AUSTIN (KXAN) — Negotiating new pay for the first time in four years, the City of Austin received some major blowback after offering a 14 cent raise for entry-level employees in Austin’s emergency medical services department.
According to the Austin EMS Association, 26% of its staff are considered low income. In a statement, the city said a pay study found the maximum pay for Austin EMTs and paramedics is higher “than that of comparable agencies when you adjust wages for regional costs.” Austin EMS Association said that is not true.
Selena Xie, president of the association, said the sticking point in city negotiations is the starting wage of $19.56 per hour.
“We have a lot of medics who work here that have not worked here that long, she said. “All of those medics are making these poverty wages.”
The association asked for that base pay to be increased to $27 per hour – and they believe the city’s counteroffer of $19.70 per hour falls short.
“Why do we think that a 14 cent increase will do anything to help us recruit more people?” Xie said.
The new EMS cadet class has only 17 members, falling fall short of its full 30.
“We have already hit our breaking point with how much mandatory overtime we’re forced to work, and so the department has shifted into downing some ambulances,” Xie said.
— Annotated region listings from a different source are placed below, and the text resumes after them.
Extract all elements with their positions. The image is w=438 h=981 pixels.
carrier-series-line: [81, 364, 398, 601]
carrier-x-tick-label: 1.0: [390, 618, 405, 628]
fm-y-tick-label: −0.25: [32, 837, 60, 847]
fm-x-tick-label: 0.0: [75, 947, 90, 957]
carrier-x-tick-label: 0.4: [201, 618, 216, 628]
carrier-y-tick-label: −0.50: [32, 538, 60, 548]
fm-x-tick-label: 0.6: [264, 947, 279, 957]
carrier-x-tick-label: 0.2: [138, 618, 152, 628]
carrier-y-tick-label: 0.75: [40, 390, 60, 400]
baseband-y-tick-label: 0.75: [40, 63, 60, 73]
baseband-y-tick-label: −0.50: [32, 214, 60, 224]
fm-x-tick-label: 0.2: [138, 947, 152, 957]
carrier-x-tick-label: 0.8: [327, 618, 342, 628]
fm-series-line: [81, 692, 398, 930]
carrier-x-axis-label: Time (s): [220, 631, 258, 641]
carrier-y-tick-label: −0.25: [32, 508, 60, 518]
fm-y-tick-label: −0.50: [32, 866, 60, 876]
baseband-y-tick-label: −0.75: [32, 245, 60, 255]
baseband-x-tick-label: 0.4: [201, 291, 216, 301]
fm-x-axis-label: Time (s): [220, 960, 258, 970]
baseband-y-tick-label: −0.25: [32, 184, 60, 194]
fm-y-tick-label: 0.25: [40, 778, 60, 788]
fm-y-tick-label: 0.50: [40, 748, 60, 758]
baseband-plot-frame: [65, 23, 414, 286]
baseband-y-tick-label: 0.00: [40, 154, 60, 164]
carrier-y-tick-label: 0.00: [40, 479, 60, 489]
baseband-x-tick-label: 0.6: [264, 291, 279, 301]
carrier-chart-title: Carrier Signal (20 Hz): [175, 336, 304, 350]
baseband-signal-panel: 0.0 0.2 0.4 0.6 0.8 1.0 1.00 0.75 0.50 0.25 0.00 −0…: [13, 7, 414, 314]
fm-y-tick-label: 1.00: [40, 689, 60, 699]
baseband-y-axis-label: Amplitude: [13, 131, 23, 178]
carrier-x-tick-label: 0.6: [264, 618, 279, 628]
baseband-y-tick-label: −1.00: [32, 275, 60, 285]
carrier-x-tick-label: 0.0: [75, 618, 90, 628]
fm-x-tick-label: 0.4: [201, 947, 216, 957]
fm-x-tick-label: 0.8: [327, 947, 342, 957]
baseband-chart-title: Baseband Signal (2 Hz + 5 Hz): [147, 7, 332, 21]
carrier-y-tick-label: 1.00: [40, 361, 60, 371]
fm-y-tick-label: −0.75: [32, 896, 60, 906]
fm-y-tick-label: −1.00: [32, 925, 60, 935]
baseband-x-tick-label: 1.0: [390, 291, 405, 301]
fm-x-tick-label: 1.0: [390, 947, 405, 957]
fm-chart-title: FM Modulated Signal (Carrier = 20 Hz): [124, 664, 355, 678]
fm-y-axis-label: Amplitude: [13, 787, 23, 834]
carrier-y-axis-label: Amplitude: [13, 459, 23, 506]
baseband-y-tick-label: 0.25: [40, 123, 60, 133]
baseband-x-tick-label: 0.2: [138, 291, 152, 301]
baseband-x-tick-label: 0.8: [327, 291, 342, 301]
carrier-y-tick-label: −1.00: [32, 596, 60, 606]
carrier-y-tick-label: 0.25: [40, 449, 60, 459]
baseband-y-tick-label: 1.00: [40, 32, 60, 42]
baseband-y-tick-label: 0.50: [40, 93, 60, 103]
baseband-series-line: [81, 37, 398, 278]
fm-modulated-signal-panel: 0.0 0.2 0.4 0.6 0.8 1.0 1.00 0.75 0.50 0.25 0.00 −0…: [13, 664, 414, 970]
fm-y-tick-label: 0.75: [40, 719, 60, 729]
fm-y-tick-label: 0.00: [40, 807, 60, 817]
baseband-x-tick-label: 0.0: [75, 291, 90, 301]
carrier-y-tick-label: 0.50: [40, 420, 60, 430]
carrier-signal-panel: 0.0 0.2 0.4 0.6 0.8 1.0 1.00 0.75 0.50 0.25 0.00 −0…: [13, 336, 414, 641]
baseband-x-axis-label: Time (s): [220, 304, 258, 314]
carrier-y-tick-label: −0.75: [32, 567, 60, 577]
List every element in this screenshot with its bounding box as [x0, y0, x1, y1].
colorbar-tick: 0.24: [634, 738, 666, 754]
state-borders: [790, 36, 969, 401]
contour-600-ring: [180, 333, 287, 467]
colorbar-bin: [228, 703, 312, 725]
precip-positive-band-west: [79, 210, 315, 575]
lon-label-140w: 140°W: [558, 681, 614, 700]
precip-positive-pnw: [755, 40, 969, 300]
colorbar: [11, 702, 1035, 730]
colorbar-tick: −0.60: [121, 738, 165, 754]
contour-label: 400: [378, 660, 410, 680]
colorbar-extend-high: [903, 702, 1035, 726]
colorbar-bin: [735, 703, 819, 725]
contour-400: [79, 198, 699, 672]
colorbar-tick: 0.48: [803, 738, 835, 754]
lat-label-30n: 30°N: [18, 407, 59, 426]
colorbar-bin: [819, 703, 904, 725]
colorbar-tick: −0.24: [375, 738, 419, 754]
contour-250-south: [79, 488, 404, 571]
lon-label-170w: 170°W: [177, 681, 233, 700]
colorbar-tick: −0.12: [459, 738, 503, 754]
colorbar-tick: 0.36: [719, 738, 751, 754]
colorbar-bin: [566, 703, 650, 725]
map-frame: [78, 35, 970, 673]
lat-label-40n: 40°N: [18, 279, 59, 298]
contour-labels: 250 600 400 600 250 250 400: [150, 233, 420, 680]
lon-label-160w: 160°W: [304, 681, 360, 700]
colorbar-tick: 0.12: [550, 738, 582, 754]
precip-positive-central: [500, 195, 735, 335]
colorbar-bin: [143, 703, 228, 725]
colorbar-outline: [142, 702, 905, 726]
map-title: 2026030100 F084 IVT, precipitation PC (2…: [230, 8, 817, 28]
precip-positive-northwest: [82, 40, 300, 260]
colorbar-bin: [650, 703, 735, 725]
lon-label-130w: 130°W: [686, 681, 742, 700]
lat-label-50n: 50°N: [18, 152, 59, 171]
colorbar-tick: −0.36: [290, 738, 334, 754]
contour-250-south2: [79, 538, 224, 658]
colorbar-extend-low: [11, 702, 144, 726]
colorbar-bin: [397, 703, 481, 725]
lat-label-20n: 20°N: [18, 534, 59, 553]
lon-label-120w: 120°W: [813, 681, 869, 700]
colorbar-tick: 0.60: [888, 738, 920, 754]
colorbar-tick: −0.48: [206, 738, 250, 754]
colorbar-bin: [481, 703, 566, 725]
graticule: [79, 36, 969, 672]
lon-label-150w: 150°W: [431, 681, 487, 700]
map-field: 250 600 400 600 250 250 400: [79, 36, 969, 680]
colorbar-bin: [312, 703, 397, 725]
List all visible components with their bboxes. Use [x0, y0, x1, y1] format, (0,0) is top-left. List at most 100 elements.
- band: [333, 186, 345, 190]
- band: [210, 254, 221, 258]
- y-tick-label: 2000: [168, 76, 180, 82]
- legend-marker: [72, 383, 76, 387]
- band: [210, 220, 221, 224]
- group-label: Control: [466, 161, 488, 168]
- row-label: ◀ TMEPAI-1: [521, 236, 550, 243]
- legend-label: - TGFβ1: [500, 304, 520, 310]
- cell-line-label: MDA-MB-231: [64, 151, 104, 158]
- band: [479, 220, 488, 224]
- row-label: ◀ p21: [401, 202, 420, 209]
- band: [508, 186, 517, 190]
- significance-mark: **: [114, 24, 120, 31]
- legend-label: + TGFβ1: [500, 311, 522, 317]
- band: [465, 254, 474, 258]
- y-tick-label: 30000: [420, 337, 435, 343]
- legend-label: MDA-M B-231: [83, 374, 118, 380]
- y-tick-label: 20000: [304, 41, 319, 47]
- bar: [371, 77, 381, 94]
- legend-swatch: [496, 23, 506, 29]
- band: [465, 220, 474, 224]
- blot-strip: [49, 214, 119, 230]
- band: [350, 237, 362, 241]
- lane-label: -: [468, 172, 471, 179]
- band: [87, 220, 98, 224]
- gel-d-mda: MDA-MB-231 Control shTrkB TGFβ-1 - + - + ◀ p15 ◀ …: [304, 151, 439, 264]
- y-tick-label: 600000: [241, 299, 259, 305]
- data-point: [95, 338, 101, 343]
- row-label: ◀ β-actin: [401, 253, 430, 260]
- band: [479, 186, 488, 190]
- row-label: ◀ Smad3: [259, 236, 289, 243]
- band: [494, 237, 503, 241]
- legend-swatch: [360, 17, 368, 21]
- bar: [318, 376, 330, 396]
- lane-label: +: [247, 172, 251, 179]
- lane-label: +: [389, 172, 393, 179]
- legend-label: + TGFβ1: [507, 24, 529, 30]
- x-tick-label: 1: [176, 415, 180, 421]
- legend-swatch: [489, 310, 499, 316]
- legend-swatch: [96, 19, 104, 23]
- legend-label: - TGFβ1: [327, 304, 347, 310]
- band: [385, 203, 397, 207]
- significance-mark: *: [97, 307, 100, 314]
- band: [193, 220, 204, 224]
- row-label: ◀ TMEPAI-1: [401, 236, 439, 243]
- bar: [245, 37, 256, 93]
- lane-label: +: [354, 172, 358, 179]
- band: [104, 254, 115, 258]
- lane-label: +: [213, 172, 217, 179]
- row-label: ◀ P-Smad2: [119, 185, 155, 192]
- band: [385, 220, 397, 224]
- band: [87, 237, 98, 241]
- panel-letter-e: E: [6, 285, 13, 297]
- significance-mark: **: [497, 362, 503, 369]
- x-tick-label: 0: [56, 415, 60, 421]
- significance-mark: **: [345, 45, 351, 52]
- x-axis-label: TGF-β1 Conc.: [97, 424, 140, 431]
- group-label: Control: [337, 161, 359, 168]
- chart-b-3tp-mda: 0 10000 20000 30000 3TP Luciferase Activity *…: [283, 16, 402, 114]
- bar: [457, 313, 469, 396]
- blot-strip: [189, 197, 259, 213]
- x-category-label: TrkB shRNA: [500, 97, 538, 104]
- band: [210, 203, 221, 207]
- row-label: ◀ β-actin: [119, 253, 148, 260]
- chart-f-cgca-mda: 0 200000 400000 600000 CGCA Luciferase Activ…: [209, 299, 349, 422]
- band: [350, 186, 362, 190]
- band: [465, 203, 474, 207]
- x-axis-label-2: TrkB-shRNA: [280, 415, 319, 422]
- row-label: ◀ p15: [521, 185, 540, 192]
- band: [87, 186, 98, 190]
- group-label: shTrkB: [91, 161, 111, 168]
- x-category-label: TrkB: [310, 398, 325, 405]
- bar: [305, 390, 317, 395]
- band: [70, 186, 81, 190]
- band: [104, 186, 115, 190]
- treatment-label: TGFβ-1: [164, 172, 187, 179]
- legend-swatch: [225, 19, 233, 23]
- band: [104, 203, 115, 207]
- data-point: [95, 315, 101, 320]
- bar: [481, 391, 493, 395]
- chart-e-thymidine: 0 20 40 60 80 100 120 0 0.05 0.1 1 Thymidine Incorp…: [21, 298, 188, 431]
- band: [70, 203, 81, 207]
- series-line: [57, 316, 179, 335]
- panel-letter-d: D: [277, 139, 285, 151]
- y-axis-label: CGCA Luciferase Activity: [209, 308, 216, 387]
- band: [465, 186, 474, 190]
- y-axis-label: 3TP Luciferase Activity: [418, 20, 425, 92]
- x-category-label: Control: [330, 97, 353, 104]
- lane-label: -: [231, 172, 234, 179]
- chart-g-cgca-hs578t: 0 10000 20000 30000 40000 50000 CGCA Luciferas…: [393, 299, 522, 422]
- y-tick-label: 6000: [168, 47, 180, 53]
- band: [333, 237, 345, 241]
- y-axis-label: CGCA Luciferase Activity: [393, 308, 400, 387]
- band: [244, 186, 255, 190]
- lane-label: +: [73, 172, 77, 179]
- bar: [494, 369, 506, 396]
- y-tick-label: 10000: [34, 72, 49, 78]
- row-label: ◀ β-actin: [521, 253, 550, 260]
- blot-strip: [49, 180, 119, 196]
A City of Austin spokesperson, in a statement provided to KXAN last week, described their offer as an “unprecedented pay package.”
“Our total package was a 51% increase in new money compared to the last contract they approved (in 2018). The entry-level pay for Paramedics would be more than 5% higher than any other governmental entity in Texas,” the spokesperson said.
“The Union raised concerns about staffing shortages and overtime. We addressed those issues head-on, offering to hire directly into the paramedic rank. Our offer would have aided in reducing the existing vacancies. It is surprising that the union chose to hold off on prioritizing their members’ work life balance.
Right now, EMS employees receive pay increases based on their tenure with the department. Using the current pay structure, over the next four years, the offer on the table would provide a 15% increase to 70% of the employees and a 24% pay increase to 29% of the employees. Our Paramedics are the amongst the highest paid in the nation by the end of their career.”
According to the city, it offered a 2% base wage increase in the first year, with a total base wage increase of 8% over four years. In the first year, the lowest-paid employee would get a 39-cent raise, while others would get more than $1 an hour raise, not including “additional pay increases based on the employees’ tenure with the department.”
With both sides still so far apart, the City of Austin and the EMS association will meet with a federal mediator in May.